Susan Gasser, director of the Friedrich Miescher Institute for Biomedical Research, agreed that this is the main limitation of the approach. “The problem with Hi-C is that it captures long-range interactions in a population of cells, and then averages out the noise, which may actually have contained all the interesting and functional transient interactions. What is missing is live imaging technologies that reveal how frequently these interactions occur, and how stable they are once they occur,” she said. “The Hi-C technique is continually being improved with better sequencing and more sensitivity. There needs to be a lot more imaging coupled with the Hi-C to confirm what it really means in space and time. That is the future of genome organization.”

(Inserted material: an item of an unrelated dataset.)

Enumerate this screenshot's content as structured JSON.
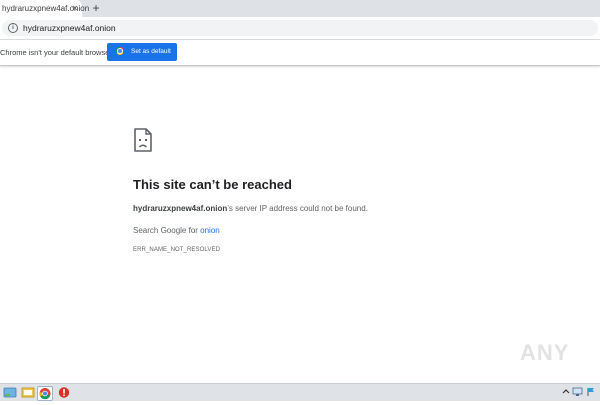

Moving forward, another important avenue of research will be to map the 3-D genomes of cells associated with various disease states such as cancer. Moreover, the study may have important implications for the ongoing effort to interpret how alterations in the genomic sequence cause disease. “Many studies over the last decade have identified pieces of the genome that are associated with all kinds of diseases, but more often than not, those pieces of the genome don’t actually lie in genes,” Aiden said. “We’ve known that these non-coding variants are often involved in regulating genes, like genetic switches, but the big challenge has been figuring out which genes they actually control. Using our maps, we can start to unravel this mystery.”
1. Lieberman-Aiden E, van Berkum NL, Williams L, Imakaev M, Ragoczy T, Telling A, Amit I, Lajoie BR, Sabo PJ, Dorschner MO, Sandstrom R, Bernstein B, Bender MA, Groudine M, Gnirke A, Stamatoyannopoulos J, Mirny LA, Lander ES, Dekker J. Comprehensive mapping of long-range interactions reveals folding principles of the human genome. Science. 2009 Oct 9;326(5950):289-93. doi: 10.1126/science.1181369.
2. Rao SS, Huntley MH, Durand NC, Stamenova EK, Bochkov ID, Robinson JT, Sanborn AL, Machol I, Omer AD, Lander ES, Aiden EL. A 3-D Map of the Human Genome at Kilobase Resolution Reveals Principles of Chromatin Looping. Cell. 2014 Dec 18;159(7):1665-80. doi: 10.1016/j.cell.2014.11.021. Epub 2014 Dec 11.